A new video has emerged which appears to show Egypt's military generals deciding how to deal with the country's media.
The footage, released by activists on Wednesday, shows army chief
General Abdel Fatah el-Sisi addressing senior officers of the army in
the months before Mohamed Morsi was ousted from power.
Once a minister of defence in Morsi’s government, Sisi played a
leading role in the July 2013 military coup against the Muslim
Brotherhood-backed president.
The new recording starts with an officer urging Sisi to find a way to frighten journalists from criticising the army.
“It takes a long time before you’re able to affect and control
the media. We are working on this and we are achieving more positive
results but we are yet to achieve what we want.” |
"We must re-establish red lines for the media. We need to find a new
way of neutralising them, the media in Egypt is controlled by 20 or 25
people," the officer is heard saying in the footage.
“We should engage with these people directly and individually either terrorise them or win them over,“ he adds.
Sisi then interrupts the officer and says: “I know how to win them over, but tell me how do you suggest I terrorise them?”
“I want to tell you that we’ve been concerned with controlling the
media from the very first day the army took over power in 2011, and we
suffered a lot; because in order to achieve what you’re talking about
you need to have influence, it's not as simple as just setting up a
committee or task force,” Sisi is heard saying in the video.
“It takes a long time before you’re able to affect and control the
media.
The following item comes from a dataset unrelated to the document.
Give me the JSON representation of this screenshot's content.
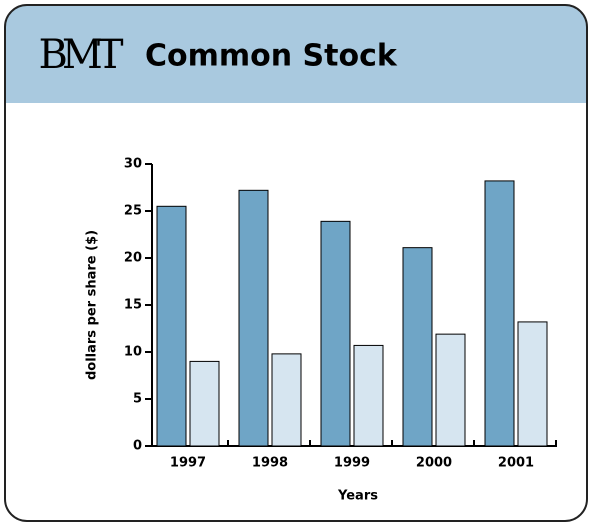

We are working on this and we are achieving more positive results
but we are yet to achieve what we want.”
Since the military takeover on July 3, dozens of journalists have
been arrested and several television stations shut down in Egypt.
Al Jazeera became one of several media outlets that have come under
increasing pressure. Its offices have been raided a number of times and
its journalists arrested.
Al Jazeera Mubasher Misr was shut down and two Al Jazeera journalists remain in detention.
'Future of democracy at risk'
Speaking to Al Jazeera, Jamal Dajani, the vice-president for Middle
East and North Africa at Internews - an NGO which aims to empower
domestic media worldwide - said the video showed the military trying to
turn the clock back to dictatorships of the past.
In January 2011, Egyptians took to the streets for 18 days of
protests that toppled the government of deposed President Hosni Mubarak
after three decades of rule.
"After the toppling of Mubarak, army generals were caught by
surprise," Dajani said. "They did not have a strategy. [For decades,]
they controlled the media and had immunity and journalists couldn’t
question them.
"But after the revolution, they lost control. So they are putting
together a strategy where they could either win journalists over or
threaten them to enforce the red lines they had before," Dajani,
speaking from Washington D C, said.
Reporters Without Borders last week condemned the Egyptian
authorities for targeting journalists, especially those affiliated with
or sympathetic to the Muslim Brotherhood.
“We are very disturbed by a renewed increase in violations of
fundamental freedoms, including freedom of information, and by a wave of
official statements displaying clear hostility towards media that fail
to sing the army’s praises,” Reporters Without Borders said in a
statement.
The France-based organisation said that more than 10 Egyptian
journalists were currently detained and their detention was being
renewed every 15 days without being brought to trial.